Cabem aqui algumas questões que não, necessariamente, pretendem ser respondidas nesta pesquisa, mas que não podemos deixar de apresentá-las para que possam ecoar em nossos cursos que devem formar professores e também, entre outros objetivos, formar leitores (e, no nosso caso, leitores de textos literários).

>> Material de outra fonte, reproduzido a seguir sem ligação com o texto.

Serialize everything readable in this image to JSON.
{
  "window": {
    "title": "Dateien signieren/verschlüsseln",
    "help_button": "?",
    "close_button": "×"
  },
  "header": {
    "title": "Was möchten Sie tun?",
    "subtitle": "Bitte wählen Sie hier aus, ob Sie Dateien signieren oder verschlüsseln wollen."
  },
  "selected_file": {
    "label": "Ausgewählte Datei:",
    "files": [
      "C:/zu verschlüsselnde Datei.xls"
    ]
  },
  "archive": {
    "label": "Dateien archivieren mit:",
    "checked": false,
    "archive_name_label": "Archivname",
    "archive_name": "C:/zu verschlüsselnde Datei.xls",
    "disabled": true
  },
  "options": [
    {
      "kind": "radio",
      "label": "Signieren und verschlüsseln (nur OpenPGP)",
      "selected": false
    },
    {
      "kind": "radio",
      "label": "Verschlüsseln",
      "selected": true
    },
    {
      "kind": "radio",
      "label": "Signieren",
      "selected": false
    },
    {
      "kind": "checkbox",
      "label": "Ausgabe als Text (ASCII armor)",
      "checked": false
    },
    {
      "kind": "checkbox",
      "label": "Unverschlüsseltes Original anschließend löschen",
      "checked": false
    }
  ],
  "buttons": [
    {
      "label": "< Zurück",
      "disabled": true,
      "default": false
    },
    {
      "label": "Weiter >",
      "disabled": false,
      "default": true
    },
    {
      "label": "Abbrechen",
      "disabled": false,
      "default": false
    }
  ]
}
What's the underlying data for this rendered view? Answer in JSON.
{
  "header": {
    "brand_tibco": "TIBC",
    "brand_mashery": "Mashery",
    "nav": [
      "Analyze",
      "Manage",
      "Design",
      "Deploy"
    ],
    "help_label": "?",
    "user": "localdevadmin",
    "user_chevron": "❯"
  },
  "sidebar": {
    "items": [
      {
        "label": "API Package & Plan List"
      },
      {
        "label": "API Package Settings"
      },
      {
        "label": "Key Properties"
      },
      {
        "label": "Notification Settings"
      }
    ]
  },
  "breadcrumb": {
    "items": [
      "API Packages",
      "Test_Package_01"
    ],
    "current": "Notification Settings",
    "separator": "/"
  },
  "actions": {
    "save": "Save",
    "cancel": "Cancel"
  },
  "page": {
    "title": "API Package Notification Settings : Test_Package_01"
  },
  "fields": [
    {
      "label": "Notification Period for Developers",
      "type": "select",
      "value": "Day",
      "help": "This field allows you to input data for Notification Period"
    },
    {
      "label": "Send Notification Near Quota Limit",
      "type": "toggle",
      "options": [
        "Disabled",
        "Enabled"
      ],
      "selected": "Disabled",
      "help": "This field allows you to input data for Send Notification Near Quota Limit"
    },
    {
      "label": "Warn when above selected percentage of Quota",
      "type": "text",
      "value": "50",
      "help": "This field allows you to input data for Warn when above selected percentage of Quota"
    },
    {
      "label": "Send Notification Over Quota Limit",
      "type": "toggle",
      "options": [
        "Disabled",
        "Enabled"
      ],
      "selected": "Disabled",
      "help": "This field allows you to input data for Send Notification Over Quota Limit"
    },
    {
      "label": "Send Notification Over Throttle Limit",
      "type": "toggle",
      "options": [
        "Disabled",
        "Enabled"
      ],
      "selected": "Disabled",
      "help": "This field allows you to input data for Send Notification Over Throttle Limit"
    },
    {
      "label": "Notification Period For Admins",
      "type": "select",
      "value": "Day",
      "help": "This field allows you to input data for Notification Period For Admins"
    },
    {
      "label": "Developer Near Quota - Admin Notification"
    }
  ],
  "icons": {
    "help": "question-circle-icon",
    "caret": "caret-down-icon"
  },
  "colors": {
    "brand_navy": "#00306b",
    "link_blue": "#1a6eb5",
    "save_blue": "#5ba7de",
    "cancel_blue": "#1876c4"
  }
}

Dos quatro alunos do curso aqui analisados, apenas uma aluna se implica em suas produções, sugerindo que seguirá a profissão de professora, vendo nela uma profissão gratificante. Os demais ingressaram no curso com outros interesses. Apesar disso, os quatro atenderam prontamente à proposta de participar desta pesquisa e cumpriram com os critérios de escolha aqui estabelecidos, quais sejam: apresentar, nas produções solicitadas, uma reflexão sobre seu letramento literário, sobre seu processo de compreensão leitora, sobre sua atuação nas oficinas de leitura literária e sobre sua futura atuação como professor. Sobre os demais alunos que também participaram desta pesquisa, resta-nos questionar: onde estão os que ingressaram no curso com essa finalidade? Por que não se dispuseram a fazer essas reflexões para lhes ajudar a confirmar ou não a opção de ser professor? Mas também podemos questionar daqueles que aceitaram contribuir com a pesquisa se, ao fazerem as reflexões solicitadas, não se sentiram incomodados sobre a possibilidade de se descobrirem leitores formadores de leitores.